Communion of the Spirit of Liberty

If anyone doubts the key role religion played in the founding of this nation they need go, not to a patriot in this country, but to a supporter of America in England.  On March 22, 1775 Edmund Burke, in a speech entitled, “On Conciliation with the Colonies”, chastised England for its austere measures toward America.

The first salvo in a six pronged attacked dealt with the heritage that England had bequeathed to its colonies.

First, the people of the colonies are descendants of Englishmen.  England, Sir, is a nation, which still I hope respects, and formerly adored freedom. The colonists emigrated from you when this part of your character was most predominant; and they took this bias and direction the moment they parted from your hands.  They are therefore not only devoted to liberty, but to a liberty according to English ideas. . .

He then argues that while the influence of religions, Protestant and Catholic, have been beneficial to governments, the religious worship of the colonies was not closely tied to the government itself.

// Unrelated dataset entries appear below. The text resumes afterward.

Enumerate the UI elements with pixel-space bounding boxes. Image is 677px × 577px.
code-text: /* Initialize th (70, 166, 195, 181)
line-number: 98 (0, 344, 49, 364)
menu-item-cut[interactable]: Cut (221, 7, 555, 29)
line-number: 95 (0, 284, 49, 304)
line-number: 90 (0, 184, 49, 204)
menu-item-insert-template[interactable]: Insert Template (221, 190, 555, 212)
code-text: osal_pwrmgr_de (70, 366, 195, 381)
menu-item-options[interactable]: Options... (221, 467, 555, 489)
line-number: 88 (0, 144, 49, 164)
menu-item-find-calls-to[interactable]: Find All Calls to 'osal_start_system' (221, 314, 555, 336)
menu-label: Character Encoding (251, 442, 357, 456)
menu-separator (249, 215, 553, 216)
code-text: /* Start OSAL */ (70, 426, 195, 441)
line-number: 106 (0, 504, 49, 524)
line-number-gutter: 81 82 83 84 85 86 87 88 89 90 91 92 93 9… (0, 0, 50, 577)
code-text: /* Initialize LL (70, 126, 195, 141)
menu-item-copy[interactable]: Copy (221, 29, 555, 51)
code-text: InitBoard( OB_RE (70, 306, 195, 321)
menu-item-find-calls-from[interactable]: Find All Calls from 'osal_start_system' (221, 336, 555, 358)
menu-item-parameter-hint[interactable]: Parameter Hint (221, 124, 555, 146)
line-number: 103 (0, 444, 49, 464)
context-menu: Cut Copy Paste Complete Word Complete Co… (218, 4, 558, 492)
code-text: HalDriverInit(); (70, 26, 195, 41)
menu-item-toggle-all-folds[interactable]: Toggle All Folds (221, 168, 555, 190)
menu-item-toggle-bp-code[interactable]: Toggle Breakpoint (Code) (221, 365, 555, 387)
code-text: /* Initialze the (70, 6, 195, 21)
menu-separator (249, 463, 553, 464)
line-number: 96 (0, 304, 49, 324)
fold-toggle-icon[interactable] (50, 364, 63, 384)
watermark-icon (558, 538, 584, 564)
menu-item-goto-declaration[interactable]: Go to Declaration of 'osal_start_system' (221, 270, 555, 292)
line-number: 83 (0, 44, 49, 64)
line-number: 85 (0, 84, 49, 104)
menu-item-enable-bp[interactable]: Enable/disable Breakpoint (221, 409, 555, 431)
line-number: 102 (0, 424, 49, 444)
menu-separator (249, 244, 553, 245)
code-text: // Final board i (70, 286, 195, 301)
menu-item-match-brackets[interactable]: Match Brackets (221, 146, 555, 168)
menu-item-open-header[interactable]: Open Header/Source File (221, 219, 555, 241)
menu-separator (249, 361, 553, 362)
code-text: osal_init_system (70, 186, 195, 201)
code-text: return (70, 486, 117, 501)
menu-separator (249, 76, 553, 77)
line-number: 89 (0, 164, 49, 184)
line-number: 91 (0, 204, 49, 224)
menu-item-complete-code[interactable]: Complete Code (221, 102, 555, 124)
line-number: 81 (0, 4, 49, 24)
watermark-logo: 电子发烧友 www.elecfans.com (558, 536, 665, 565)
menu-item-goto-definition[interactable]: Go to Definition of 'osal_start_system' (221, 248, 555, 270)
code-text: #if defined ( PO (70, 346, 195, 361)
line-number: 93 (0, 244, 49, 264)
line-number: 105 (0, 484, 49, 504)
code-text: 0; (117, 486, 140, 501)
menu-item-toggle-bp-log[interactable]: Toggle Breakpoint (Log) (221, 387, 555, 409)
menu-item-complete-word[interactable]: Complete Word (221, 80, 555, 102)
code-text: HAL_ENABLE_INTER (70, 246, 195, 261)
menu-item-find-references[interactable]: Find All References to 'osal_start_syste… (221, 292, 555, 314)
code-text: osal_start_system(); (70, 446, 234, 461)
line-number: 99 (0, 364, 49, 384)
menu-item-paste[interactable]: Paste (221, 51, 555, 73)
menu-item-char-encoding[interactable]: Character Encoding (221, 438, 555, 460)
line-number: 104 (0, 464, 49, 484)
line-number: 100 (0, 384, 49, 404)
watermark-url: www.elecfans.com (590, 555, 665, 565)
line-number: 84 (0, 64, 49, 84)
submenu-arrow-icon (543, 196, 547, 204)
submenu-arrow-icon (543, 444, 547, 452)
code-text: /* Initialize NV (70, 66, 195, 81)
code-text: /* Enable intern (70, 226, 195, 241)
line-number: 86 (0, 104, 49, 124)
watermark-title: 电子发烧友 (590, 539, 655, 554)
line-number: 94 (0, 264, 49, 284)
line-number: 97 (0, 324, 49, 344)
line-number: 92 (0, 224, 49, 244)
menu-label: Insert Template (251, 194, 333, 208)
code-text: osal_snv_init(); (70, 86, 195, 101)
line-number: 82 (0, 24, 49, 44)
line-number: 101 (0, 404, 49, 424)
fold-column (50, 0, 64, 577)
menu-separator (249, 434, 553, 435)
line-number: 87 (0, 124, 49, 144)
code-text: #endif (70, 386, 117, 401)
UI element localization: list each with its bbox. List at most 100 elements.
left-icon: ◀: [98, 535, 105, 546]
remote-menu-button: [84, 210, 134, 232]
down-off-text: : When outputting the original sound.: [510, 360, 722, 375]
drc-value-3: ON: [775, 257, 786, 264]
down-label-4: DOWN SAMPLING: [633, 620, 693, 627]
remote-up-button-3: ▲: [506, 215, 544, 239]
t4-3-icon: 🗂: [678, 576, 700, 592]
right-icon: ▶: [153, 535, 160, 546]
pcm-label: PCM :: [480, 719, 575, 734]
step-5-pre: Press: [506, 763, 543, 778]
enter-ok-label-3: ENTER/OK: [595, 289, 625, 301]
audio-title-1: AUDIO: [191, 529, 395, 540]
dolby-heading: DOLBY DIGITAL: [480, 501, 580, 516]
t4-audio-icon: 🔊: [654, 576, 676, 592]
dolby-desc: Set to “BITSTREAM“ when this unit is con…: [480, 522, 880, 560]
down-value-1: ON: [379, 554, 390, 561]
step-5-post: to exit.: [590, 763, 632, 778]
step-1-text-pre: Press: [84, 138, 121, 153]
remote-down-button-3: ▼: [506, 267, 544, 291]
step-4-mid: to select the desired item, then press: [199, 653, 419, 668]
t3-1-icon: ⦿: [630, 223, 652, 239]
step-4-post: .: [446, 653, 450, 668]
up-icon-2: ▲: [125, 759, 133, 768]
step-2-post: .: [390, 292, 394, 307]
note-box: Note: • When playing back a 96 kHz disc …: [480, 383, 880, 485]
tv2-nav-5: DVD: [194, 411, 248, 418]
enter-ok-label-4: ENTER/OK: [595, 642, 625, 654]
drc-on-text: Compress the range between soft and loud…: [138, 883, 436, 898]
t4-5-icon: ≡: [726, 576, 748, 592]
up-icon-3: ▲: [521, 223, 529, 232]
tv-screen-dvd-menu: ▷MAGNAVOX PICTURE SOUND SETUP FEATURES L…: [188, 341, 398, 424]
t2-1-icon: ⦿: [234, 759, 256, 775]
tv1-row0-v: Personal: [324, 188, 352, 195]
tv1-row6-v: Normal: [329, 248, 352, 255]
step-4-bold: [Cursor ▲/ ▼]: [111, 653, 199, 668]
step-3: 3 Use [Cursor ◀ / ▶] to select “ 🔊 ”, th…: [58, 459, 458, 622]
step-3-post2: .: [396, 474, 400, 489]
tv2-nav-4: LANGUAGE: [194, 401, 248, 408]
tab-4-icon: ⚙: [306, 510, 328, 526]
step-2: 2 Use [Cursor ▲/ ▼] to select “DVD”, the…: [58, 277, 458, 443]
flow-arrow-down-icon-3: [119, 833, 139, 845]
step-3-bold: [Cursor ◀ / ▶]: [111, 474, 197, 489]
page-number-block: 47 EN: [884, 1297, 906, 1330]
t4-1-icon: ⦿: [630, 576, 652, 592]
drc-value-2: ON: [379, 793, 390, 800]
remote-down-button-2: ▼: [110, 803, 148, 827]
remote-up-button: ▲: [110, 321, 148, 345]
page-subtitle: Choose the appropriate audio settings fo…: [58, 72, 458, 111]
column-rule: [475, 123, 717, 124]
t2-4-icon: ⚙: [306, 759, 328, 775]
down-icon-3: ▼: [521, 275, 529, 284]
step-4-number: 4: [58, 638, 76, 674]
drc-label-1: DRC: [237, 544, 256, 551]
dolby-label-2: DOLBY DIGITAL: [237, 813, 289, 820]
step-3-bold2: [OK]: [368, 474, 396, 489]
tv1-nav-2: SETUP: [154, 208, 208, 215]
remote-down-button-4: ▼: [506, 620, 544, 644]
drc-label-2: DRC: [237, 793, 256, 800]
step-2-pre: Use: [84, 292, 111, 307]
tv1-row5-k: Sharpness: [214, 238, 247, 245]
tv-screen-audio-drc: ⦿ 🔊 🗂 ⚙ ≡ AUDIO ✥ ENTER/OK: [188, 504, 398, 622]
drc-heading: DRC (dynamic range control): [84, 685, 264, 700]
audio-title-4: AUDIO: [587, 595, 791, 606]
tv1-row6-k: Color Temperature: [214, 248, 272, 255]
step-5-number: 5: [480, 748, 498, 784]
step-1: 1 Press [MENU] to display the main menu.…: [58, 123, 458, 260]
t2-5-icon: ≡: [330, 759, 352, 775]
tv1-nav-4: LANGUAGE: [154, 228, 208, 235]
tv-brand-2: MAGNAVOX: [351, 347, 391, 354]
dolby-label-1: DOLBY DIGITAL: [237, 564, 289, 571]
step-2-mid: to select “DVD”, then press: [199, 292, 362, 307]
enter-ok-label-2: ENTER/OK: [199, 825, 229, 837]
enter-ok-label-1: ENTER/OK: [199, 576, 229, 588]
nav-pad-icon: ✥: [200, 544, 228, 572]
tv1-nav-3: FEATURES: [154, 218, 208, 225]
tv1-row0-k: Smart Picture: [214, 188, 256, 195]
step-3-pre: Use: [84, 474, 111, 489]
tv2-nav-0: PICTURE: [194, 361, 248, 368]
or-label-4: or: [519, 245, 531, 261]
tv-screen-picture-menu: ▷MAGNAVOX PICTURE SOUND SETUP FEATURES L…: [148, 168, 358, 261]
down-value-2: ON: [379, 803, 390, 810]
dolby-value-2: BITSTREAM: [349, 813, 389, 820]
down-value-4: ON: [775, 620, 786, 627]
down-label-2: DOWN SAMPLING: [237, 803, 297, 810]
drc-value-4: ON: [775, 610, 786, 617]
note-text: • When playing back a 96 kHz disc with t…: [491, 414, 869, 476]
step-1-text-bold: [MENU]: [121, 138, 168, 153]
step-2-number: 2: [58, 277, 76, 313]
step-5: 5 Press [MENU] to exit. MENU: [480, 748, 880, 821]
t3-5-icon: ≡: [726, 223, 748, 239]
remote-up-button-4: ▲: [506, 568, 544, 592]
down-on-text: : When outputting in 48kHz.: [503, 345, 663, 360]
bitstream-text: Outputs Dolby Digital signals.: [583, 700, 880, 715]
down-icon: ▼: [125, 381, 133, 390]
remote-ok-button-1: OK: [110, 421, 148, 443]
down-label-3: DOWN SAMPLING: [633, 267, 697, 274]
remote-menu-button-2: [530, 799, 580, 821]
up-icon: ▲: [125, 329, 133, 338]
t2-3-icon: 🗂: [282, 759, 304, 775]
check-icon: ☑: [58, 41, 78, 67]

If anything were wanting to this necessary operation of the form of government, religion would have given it a complete effect. Religion, always a principle of energy, in this new people is no way worn out or impaired; and their mode of professing it is also one main cause of this free spirit.  The people are Protestants; and of the kind which is the most adverse to all implicit submission of mind and opinion. This is a persuasion not only favorable to liberty, but built upon it. (emphasis mine)

All Protestantism, even the most cold and passive, is a sort of dissent. But the religion most prevalent in our northern colonies is a refinement on the principle of resistance; it is the dissidence of dissent, and the Protestantism of the Protestant religion.  This religion, under a variety of denominations agreeing in nothing but the communion of the spirit of liberty. . .

At one point England had dismissed the governing body of Massachusetts.  Burke explains the results:

Pursuing the same plan of punishing by the denial of the exercise of government to still greater lengths, we wholly abrogated the ancient government of Massachusetts.  We were confident that the first feeling, if not the very anarchy, would instantly enforce a complete submission.  The experiment was tried. A new, strange, unexpected face of things appeared.  . . .A vast province has now subsisted, and subsisted in a considerable degree of health and vigor, for nearly twelvemonth, without governor, without public council, without judges, without executive magistrates.

The religious foundation that was so essential in rendering liberty, was also that factor that was able to preserve it in practice, even when the outward form of government was removed.  He then muses that perhaps they had

 adverted to some other far more important and far more powerful principles, which entirely overrule those we had considered as omnipotent.

Those “far more powerful principles” birthed our nation into existence. It cannot hope to be sustained without them. Burke felt that a nation so empowered could not be stopped. 
One month after his speech was the Battle of Lexington.